Additional options for LogRhythm alarms

  • Release version: Xanadu
  • Updated August 1, 2024
  • 2 minutes to read

    • The LogRhythm Enterprise integration provides you the ability to automatically update or close the LogRhythm alarms based on the security incidents.

    Before you begin

    Role required: sn_si.analyst

    About this task

    When you enable the Alarm initial updates option, the alarms are automatically updated in the LogRhythm comments with the initial alarm updates. Similarly, when you enable the Alarm closure updates option, the alarms are automatically closed in LogRhythm along with the SIR Closure Code and and closure comments.

    The LogRhythm alarm ID is connected to the ServiceNow AI Platform security incident ID throughout the course of the incident's life cycle. This correlation permits a simultaneous and automated security incident/alarm closure to occur. When the Security Incident Response (SIR) security incident record is closed, there is a comment posted in the alarm on the LogRhythm web console. This comment indicates that the alarm was closed out based on the closure of the ServiceNow AI Platform security incident. The incident number and a URL that links back to the security incident for reference are also included in the comment section in the LogRhythm alarm.

    Procedure

    1. Click the Additional Options step on the progress bar.
    2. To use the automated alarm update for SIR Incident creation, choose from the following options to configure your alarm retrieval.
      OptionDescription
      Update LogRhythm alarms upon SIR Incident Creation Default is cleared. Select this option to automatically update the LogRhythm alarms when the SIR Incident is created.
      Initial comments posted back to LogRhythm alarm

      Indicates the initial comments that are posted for the LogRhythm alarm.

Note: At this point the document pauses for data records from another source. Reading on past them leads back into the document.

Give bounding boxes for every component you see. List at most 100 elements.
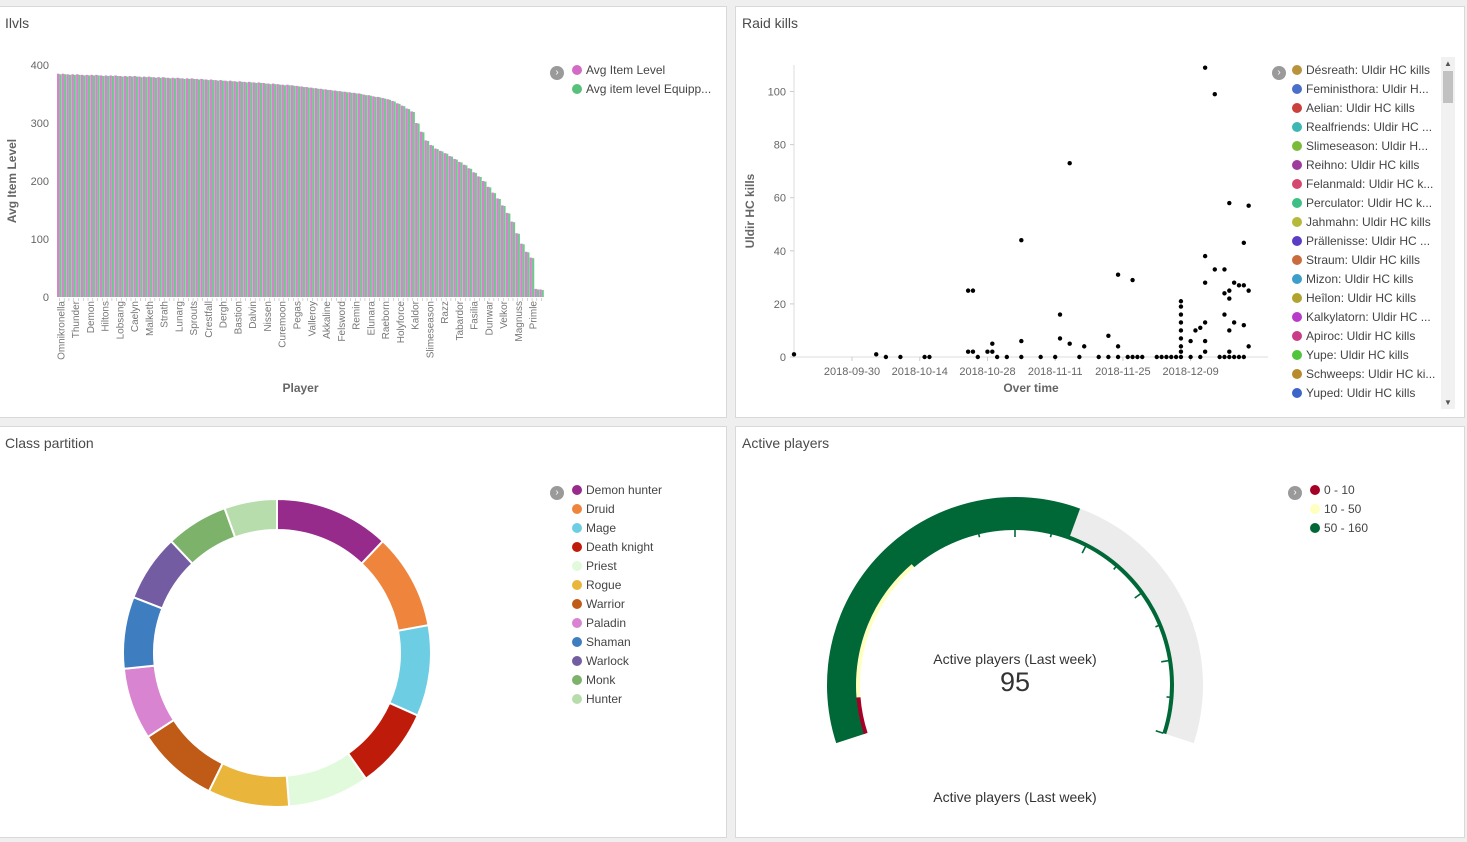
data-point [1178, 304, 1184, 309]
data-point [1241, 354, 1247, 360]
gauge-legend: 0 - 10 10 - 50 50 - 160 [1310, 481, 1410, 538]
x-tick-label: 2018-11-11 [1028, 366, 1083, 378]
x-tick-label: Bastion [233, 301, 244, 334]
class-legend-item[interactable]: Druid [572, 500, 722, 519]
donut-slice [285, 752, 368, 808]
legend-label: Jahmahn: Uldir HC kills [1306, 215, 1431, 229]
bar [133, 76, 136, 298]
bar [448, 156, 451, 297]
x-tick-label: Malketh [145, 301, 156, 336]
bar [469, 168, 473, 297]
scroll-up-icon[interactable]: ▲ [1444, 59, 1452, 68]
raid-legend-item[interactable]: Désreath: Uldir HC kills [1292, 61, 1438, 80]
legend-dot-icon [572, 637, 582, 647]
raid-legend-item[interactable]: Heîlon: Uldir HC kills [1292, 289, 1438, 308]
bar [88, 75, 91, 297]
class-partition-title: Class partition [5, 435, 94, 451]
bar [57, 73, 60, 297]
raid-legend-item[interactable]: Yuped: Uldir HC kills [1292, 384, 1438, 403]
raid-legend-item[interactable]: Feministhora: Uldir H... [1292, 80, 1438, 99]
bar [97, 75, 100, 297]
x-axis-label: Player [282, 381, 318, 395]
bar [145, 77, 148, 298]
class-legend-item[interactable]: Demon hunter [572, 481, 722, 500]
raid-legend-item[interactable]: Kalkylatorn: Uldir HC ... [1292, 308, 1438, 327]
bar [367, 95, 370, 297]
class-legend-item[interactable]: Mage [572, 519, 722, 538]
bar [532, 258, 535, 297]
bar [300, 86, 303, 298]
legend-label: Feministhora: Uldir H... [1306, 82, 1429, 96]
raid-legend-item[interactable]: Yupe: Uldir HC kills [1292, 346, 1438, 365]
legend-dot-icon [572, 65, 582, 75]
bar [131, 76, 134, 297]
scroll-thumb[interactable] [1443, 71, 1453, 103]
bar [403, 106, 406, 298]
legend-label: Perculator: Uldir HC k... [1306, 196, 1433, 210]
bar [331, 90, 334, 298]
raid-legend-item[interactable]: Reihno: Uldir HC kills [1292, 156, 1438, 175]
bar [400, 105, 403, 297]
gauge-value-arc [827, 497, 1081, 744]
bar [319, 88, 322, 297]
x-tick-label: Slimeseason [425, 301, 436, 358]
class-legend-item[interactable]: Paladin [572, 614, 722, 633]
data-point [1202, 320, 1208, 325]
raid-legend-item[interactable]: Felanmald: Uldir HC k... [1292, 175, 1438, 194]
bar [436, 149, 439, 297]
bar [173, 78, 177, 297]
bar [185, 78, 189, 297]
raid-legend-item[interactable]: Realfriends: Uldir HC ... [1292, 118, 1438, 137]
class-legend-item[interactable]: Monk [572, 671, 722, 690]
gauge-tick [977, 533, 981, 538]
raid-legend-item[interactable]: Jahmahn: Uldir HC kills [1292, 213, 1438, 232]
raid-legend-item[interactable]: Slimeseason: Uldir H... [1292, 137, 1438, 156]
legend-label: Mizon: Uldir HC kills [1306, 272, 1414, 286]
data-point [1106, 354, 1111, 360]
scroll-down-icon[interactable]: ▼ [1444, 398, 1452, 407]
class-legend-item[interactable]: Rogue [572, 576, 722, 595]
raid-legend-item[interactable]: Straum: Uldir HC kills [1292, 251, 1438, 270]
y-tick-label: 0 [43, 292, 49, 304]
data-point [1115, 272, 1121, 277]
class-legend-item[interactable]: Death knight [572, 538, 722, 557]
bar [541, 290, 544, 297]
raid-legend-toggle-icon[interactable]: › [1272, 66, 1286, 80]
gauge-legend-item[interactable]: 0 - 10 [1310, 481, 1410, 500]
raid-legend-item[interactable]: Aelian: Uldir HC kills [1292, 99, 1438, 118]
bar [491, 192, 494, 297]
ilvls-legend-item[interactable]: Avg Item Level [572, 61, 722, 80]
raid-legend-item[interactable]: Apiroc: Uldir HC kills [1292, 327, 1438, 346]
gauge-legend-toggle-icon[interactable]: › [1288, 486, 1302, 500]
class-legend-item[interactable]: Priest [572, 557, 722, 576]
ilvls-legend-item[interactable]: Avg item level Equipp... [572, 80, 722, 99]
class-legend-item[interactable]: Shaman [572, 633, 722, 652]
data-point [985, 349, 990, 354]
legend-dot-icon [1292, 312, 1302, 322]
data-point [1227, 288, 1232, 293]
raid-legend-item[interactable]: Prällenisse: Uldir HC ... [1292, 232, 1438, 251]
data-point [1246, 203, 1251, 208]
gauge-legend-item[interactable]: 50 - 160 [1310, 519, 1410, 538]
raid-legend-item[interactable]: Mizon: Uldir HC kills [1292, 270, 1438, 289]
class-legend-item[interactable]: Warrior [572, 595, 722, 614]
legend-label: Schweeps: Uldir HC ki... [1306, 367, 1436, 381]
legend-label: Warrior [586, 597, 625, 611]
legend-dot-icon [1310, 485, 1320, 495]
data-point [1159, 354, 1164, 360]
x-tick-label: Magnuss [514, 301, 525, 342]
gauge-legend-item[interactable]: 10 - 50 [1310, 500, 1410, 519]
class-legend-item[interactable]: Hunter [572, 690, 722, 709]
legend-label: 10 - 50 [1324, 502, 1362, 516]
bar [486, 186, 489, 297]
ilvls-legend-toggle-icon[interactable]: › [550, 66, 564, 80]
raid-legend-item[interactable]: Schweeps: Uldir HC ki... [1292, 365, 1438, 384]
class-legend-toggle-icon[interactable]: › [550, 486, 564, 500]
bar [477, 176, 480, 297]
class-legend-item[interactable]: Warlock [572, 652, 722, 671]
bar [520, 243, 523, 297]
raid-legend-item[interactable]: Perculator: Uldir HC k... [1292, 194, 1438, 213]
bar [379, 97, 382, 297]
bar [350, 92, 353, 297]
raid-legend-scrollbar[interactable]: ▲ ▼ [1441, 57, 1455, 409]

      Edit the default text that is displayed in the comments section by adding or modifying the substitution variables using the format $⁠{field name}$ for any field on the SIR incident form.

      For example, The related ServiceNow security incident, ${Number}$ has been created and assigned to ${Assignment group}$. Additional details can be found on the security incident located here - ${URL}$.
    3. To use the automated alarm update for SIR Incident closure, choose from the following options to configure your alarm retrieval.
      OptionDescription
      Close LogRhythm alarms upon SIR Incident Closure Default is cleared. Select this option to automatically close the LogRhythm alarms when the SIR Incident is closed.
      Closure comments posted back to LogRhythm alarm

      Indicates the closure comments that are posted for the LogRhythm alarm.

      Edit the default text that is displayed in the comments section by adding or modifying the substitution variables using the format $⁠{field name}$ for any field on the SIR incident form.

      For example, The related ServiceNow security incident, ${Number}$ has been closed by SOC Analyst-${Closed by}$ with the following closure notes - ${Close notes}$. Additional details can be found on the security incident located here - ${URL}$.
    4. Click Finish to save the alarm profile.
    If you do not see notes indicating the alarm has closed successfully in the security incident, review the work notes for more information about how to proceed to fix the problem. Also, check your server connection. If you confirm the ServiceNow AI Platform security incident has been closed and the server has not timed out, you may have to manually close the alarm on the LogRhythm Web Console.